Reuters reported on Friday that three Lebanese journalists were killed by a bombing of a guesthouse used by members of the international press.
This comes amid US Secretary of State Anthony Blinken’s visit to Doha, where he is scheduled to meet representatives from Israel and Qatar.
However, senior Hamas official Osama Hamdan told Lebanese pro-Hezbollah news agency Al-Mayadeen there was no change in the group’s position.
At the time of writing, the most-active December gold contract on COMEX was $2,741.60 per ounce, down 0.3% from the previous close.
US election keeps traders on toes
Adding to the series of developments in the Middle East is the news that Republican candidate Donald Trump is edging ahead in his battle with Vice President Kamala Harris.
According to reports, Trump is ahead in key states such as Wisconsin and North Carolina.

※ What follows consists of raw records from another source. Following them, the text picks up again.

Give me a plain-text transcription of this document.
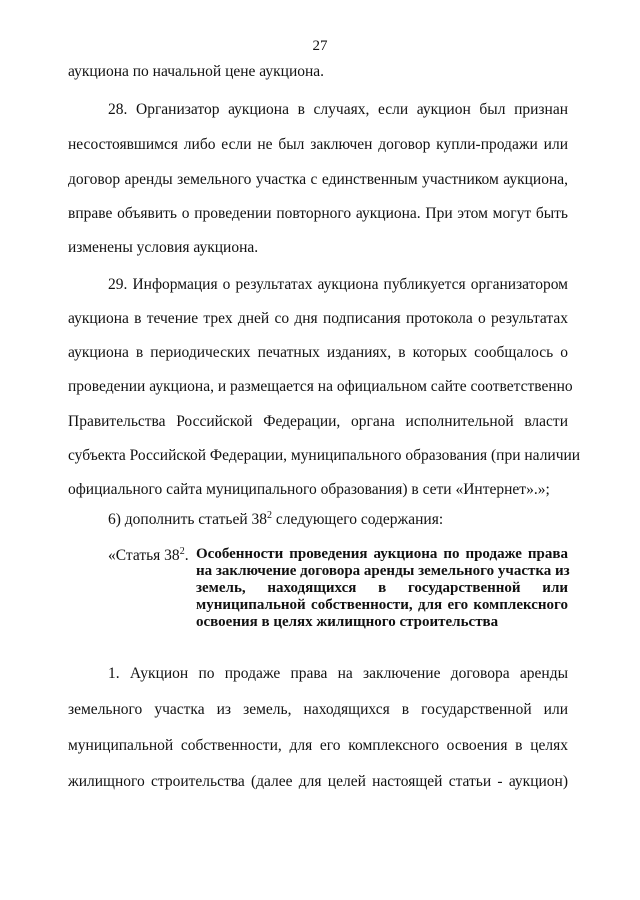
27
аукциона по начальной цене аукциона.
28. Организатор аукциона в случаях, если аукцион был признан
несостоявшимся либо если не был заключен договор купли-продажи или
договор аренды земельного участка с единственным участником аукциона,
вправе объявить о проведении повторного аукциона. При этом могут быть
изменены условия аукциона.
29. Информация о результатах аукциона публикуется организатором
аукциона в течение трех дней со дня подписания протокола о результатах
аукциона в периодических печатных изданиях, в которых сообщалось о
проведении аукциона, и размещается на официальном сайте соответственно
Правительства Российской Федерации, органа исполнительной власти
субъекта Российской Федерации, муниципального образования (при наличии
официального сайта муниципального образования) в сети «Интернет».»;
6) дополнить статьей $38^2$ следующего содержания:
«Статья $38^2$. Особенности проведения аукциона по продаже права
на заключение договора аренды земельного участка из
земель, находящихся в государственной или
муниципальной собственности, для его комплексного
освоения в целях жилищного строительства
1. Аукцион по продаже права на заключение договора аренды
земельного участка из земель, находящихся в государственной или
муниципальной собственности, для его комплексного освоения в целях
жилищного строительства (далее для целей настоящей статьи - аукцион)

“This suggests he has a good chance of winning the US presidential election,” Joaquin Monfort, author at Fxstreet.com, said in a note.
“A Trump win would upset the existing geopolitical order and potentially increase safe-haven flows despite his claims to end conflicts worldwide in a matter of days,” Monfort said.
Copper falls on strong dollar
Copper prices on LME fell on Friday, and were set for a fourth consecutive week of losses.
A stronger dollar makes commodities priced in the greenback more expensive for holders of other currencies, limiting demand.
Copper traders were also doubtful if China’s latest stimulus measures could prop up demand for the red-metal in one of the top consumers.
A meeting of China’s National People’s Congress, which was supposed to provide more cues on stimulus measures, has been delayed till November from late-October, according to a Reuters report.
At the time of writing, the three-month copper contract on LME was at $9,533.50 per ton, down 0.4% from the previous close.
Palladium extends gains
Futures contracts of palladium rose for the second-consecutive trading day on Friday as risks to supply boosted sentiments in the market.
According to informed sources, the US government is set to call on the rest of the G7 to impose sanctions on Russian palladium.
This has been supporting the upswing in prices.
The palladium contract on the New York Mercantile Exchange jumped 9% at times on Thursday to reach its highest level since December last year. At present, prices were 0.4% higher at $1,168 per ounce.
Russia has a dominant position in the palladium market, with one company supplying 40% of the world’s mine supply, according to Commerzbank AG.
Barbara Lambrecht, commodity analyst at Commerzbank, said in a note:
The EU, which imports about half of its palladium, obtained about a third of its imports from Russia in 2021.
The share is likely to have declined, but is likely to remain significant.